Fact: There are 39 subgenres and 127 tropes to be found within the romance genre.

I found those numbers on internet sites devoted to the genre. Of course, different sources provide different lists with different numbers, but the point is that the genre can accommodate almost any kind of story—including mystery.

I was surprised to learn how many types of books fall under the romance umbrella. It turns out that two of my favorite novels, Pride and Prejudice and Gone with the Wind, are romances. Books you might think of as mysteries, thrillers, suspense novels, science fiction, fantasy, paranormal are in fact romances. Okay, maybe not GWTW. Spoiler alert: This book falls short of the romance definition in its final pages.

Romance Writers of America has two criteria that a novel must meet to be considered a romance. First, a love story must be central to the plot—two people fall in love and must struggle to make their relationship work. Second, there must be an HEA ending—romance writer shorthand for Happily Ever After. Or at least an HFN—Happy For Now. Either way, the story must conclude on an emotionally satisfying and optimistic note.
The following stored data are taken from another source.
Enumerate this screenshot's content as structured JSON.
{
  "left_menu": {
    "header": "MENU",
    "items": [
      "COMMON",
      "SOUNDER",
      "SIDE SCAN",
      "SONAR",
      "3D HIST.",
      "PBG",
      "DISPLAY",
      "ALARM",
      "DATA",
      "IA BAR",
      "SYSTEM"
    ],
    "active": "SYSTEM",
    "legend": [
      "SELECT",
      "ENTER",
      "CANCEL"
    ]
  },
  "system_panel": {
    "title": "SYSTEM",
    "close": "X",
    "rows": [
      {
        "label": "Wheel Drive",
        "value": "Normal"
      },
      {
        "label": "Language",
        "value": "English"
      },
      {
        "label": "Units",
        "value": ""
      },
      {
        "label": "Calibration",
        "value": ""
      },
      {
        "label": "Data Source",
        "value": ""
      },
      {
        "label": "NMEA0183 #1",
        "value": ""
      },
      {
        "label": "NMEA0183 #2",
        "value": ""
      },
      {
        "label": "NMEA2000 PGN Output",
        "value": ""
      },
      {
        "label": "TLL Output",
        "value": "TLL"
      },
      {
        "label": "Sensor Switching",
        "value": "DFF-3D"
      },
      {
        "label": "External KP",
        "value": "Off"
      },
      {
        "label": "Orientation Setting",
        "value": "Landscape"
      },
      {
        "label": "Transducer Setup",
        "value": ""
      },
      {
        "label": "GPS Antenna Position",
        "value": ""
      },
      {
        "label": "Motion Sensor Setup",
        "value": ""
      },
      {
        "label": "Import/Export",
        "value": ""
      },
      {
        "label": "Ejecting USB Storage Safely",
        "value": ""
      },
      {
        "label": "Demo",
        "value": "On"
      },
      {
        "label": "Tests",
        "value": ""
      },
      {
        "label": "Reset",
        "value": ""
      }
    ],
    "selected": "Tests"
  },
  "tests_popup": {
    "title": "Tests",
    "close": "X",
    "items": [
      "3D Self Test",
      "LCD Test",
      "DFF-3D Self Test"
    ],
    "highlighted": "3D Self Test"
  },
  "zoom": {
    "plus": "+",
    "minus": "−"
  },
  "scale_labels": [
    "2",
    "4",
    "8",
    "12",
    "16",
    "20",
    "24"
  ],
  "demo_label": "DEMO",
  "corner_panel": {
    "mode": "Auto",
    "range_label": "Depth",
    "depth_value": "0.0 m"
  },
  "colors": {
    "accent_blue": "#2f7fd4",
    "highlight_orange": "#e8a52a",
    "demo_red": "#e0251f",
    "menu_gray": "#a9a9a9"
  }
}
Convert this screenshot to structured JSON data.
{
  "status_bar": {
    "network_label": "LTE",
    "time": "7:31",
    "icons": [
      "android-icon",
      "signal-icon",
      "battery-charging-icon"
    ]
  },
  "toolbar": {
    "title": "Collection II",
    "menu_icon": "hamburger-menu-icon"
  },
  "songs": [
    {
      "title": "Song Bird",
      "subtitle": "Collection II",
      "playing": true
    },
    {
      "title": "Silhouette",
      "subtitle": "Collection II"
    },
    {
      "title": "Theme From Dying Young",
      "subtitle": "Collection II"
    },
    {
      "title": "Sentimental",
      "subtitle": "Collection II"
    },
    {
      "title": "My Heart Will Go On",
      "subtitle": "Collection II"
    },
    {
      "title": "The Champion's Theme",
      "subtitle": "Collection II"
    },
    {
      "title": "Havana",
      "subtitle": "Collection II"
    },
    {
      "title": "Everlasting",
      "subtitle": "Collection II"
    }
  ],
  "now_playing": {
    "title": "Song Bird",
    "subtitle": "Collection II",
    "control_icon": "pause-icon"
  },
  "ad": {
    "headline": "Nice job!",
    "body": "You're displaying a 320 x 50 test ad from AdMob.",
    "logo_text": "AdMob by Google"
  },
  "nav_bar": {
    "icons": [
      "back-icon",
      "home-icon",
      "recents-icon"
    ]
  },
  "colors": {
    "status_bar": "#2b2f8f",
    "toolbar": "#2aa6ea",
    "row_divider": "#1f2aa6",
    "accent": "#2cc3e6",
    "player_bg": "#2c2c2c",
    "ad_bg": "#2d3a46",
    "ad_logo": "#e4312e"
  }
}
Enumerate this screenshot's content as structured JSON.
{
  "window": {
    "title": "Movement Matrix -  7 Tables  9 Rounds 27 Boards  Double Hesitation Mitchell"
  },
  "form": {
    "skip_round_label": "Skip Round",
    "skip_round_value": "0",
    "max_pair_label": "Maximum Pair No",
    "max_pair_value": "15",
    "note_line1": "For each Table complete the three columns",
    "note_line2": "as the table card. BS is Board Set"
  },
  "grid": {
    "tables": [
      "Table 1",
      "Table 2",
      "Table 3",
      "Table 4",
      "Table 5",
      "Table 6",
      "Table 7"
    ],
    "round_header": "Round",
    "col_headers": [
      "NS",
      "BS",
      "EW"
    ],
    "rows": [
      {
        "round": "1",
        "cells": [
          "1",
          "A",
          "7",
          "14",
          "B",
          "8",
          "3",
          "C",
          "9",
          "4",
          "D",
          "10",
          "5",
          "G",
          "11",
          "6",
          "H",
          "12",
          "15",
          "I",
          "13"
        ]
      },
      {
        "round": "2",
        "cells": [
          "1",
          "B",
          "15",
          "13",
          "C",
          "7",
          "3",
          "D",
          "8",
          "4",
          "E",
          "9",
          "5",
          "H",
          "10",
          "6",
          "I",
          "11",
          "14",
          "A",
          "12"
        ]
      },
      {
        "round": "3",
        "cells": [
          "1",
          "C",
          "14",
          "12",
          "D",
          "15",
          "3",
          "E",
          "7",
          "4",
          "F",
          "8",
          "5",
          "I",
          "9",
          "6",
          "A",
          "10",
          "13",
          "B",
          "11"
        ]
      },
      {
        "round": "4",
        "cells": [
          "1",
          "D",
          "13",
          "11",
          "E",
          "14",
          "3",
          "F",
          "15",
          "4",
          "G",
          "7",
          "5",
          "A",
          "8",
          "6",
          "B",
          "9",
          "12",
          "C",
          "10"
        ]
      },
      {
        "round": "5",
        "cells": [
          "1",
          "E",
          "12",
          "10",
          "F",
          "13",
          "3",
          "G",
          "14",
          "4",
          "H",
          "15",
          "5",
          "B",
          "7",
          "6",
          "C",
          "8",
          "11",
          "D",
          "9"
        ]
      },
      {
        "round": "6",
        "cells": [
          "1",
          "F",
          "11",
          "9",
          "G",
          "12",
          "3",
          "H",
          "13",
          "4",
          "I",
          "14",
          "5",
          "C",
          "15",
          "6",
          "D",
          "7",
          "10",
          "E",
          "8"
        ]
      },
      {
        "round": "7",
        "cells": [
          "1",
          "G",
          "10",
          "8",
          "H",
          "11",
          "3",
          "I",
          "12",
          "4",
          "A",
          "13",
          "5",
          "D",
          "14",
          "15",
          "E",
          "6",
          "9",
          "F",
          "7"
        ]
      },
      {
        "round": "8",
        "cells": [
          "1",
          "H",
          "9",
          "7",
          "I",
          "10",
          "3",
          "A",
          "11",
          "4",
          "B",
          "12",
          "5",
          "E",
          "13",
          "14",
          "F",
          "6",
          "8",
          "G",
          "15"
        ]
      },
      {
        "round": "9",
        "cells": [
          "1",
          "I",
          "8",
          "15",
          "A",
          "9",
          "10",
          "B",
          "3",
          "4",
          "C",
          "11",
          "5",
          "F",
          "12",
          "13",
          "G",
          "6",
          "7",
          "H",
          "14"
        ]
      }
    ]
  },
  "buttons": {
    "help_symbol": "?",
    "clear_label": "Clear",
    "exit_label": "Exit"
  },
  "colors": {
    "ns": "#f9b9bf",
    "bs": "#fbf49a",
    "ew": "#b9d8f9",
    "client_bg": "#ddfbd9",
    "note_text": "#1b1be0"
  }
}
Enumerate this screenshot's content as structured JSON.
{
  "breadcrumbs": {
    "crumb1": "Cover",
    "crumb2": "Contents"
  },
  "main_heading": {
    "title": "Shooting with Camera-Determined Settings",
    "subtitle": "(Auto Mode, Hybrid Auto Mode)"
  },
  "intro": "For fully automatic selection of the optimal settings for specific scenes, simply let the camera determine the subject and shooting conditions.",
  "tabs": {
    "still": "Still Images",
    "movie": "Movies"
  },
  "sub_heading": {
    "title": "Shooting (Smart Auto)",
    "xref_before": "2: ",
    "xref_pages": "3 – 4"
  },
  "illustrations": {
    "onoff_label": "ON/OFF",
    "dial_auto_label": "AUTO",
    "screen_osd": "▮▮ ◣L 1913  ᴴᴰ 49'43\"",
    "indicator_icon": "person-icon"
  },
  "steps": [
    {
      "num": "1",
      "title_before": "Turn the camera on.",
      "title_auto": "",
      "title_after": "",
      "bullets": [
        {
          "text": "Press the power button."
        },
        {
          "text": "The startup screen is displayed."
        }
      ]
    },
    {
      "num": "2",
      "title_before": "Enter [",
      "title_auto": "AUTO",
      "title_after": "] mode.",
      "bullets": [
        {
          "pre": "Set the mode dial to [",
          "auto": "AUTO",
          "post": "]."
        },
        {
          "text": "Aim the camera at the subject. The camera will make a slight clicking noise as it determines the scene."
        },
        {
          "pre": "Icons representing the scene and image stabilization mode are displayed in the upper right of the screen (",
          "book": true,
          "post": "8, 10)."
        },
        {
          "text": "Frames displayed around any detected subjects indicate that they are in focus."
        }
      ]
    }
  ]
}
But wait—even if a novel doesn’t fit that definition, it may still count as a romance. One of the official subgenres on RWA’s website (www.rwa.org) l is “novels with strong romantic elements”—books in which a romance plays a part even though major aspects of the story take the plot beyond the traditional romance boundaries.

So as long as one of your characters is romantically involved with another, or wants to be, then you too may have a romance novel on your hands. Perhaps Gone With the Wind fits after all. And the list of mysteries that qualify is very, very long.

“Romance fiction is smart, fresh and diverse … Romance novels may have any tone or style, be set in any place or time, and have varying levels of sensuality–ranging from sweet to extremely hot … Whether you enjoy contemporary dialogue, historical settings, mystery, thrillers or any number of other themes, there’s a romance novel waiting for you!” —From the RWA website

I’ll always be a mystery writer. But maybe I’ll get an HEA as an author if I let in a little romance.

I hope that today, Valentine’s Day, you’ll let in a little romance too—hopefully in real life but definitely between the covers of a good book.